Just thinking of going to see Oliver the Musical in the *Bord Gáis* Energy Theatre Dublin, It says there are E20 tickets but when I choose any date there is no sign of these E20 tickets, when I click in price range it states E45-E60,, just wondering has anyone got these E20 tickets,


----------



## shesells (24 Nov 2012)

The €20 seats will be in the top of the Upper circle on days that are unlikely to be popular such as midweek matinees. For a show like Oliver that's likely to be very full, I'd stay at home rather than book them. Even all the €60 seats don't have a good view in that theatre.


----------



## truthseeker (24 Nov 2012)

shesells said:


> The €20 seats will be in the top of the Upper circle on days that are unlikely to be popular such as midweek matinees. For a show like Oliver that's likely to be very full, I'd stay at home rather than book them. *Even all the €60 seats don't have a good view in that theatre.*



Do you think? I was up in the nosebleeds for a show last year and I thought it was a great view (compared to other Irish theatres).


----------



## Marion (24 Nov 2012)

Dodo - Congrats! You've reached a milestone. 1000 posts. 

Marion


----------



## shesells (24 Nov 2012)

truthseeker said:


> Do you think? I was up in the nosebleeds for a show last year and I thought it was a great view (compared to other Irish theatres).

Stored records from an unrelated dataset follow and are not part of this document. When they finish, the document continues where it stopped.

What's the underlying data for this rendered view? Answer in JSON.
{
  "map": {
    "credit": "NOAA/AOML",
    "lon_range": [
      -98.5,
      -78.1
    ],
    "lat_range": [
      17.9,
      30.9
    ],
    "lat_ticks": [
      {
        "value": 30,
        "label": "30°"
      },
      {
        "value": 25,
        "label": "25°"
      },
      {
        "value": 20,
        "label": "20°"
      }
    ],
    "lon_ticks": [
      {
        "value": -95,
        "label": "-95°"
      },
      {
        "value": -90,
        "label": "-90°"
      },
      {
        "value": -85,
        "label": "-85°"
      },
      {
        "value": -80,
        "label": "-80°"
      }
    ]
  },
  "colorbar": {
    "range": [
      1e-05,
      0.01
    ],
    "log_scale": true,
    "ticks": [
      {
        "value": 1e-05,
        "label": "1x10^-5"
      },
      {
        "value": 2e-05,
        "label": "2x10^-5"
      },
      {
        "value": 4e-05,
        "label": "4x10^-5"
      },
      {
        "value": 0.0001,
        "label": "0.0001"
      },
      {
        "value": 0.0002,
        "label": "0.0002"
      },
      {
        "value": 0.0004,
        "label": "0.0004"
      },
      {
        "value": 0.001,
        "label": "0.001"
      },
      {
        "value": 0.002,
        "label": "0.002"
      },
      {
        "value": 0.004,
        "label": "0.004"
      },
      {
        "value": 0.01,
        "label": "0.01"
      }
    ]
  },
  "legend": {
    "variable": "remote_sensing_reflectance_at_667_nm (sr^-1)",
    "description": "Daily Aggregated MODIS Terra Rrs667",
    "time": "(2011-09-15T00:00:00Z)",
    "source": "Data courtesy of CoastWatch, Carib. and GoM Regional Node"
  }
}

They are just too far back. I normally book dress circle but in GCT I only ever book mid stalls because even front row dress circle made me feel like I was in another county. Felt miles back from the stage. Grand for a concert but not for show.


----------



## SarahMc (24 Nov 2012)

I too think its a really well designed theatre, and even in 'The Gods' the sound and view is OK, much better than older theatres.


----------



## dodo (24 Nov 2012)

Yes indeed ,this has been a valuable site to me over the years ,cheers



Marion said:


> Dodo - Congrats! You've reached a milestone. 1000 posts.
> 
> Marion


----------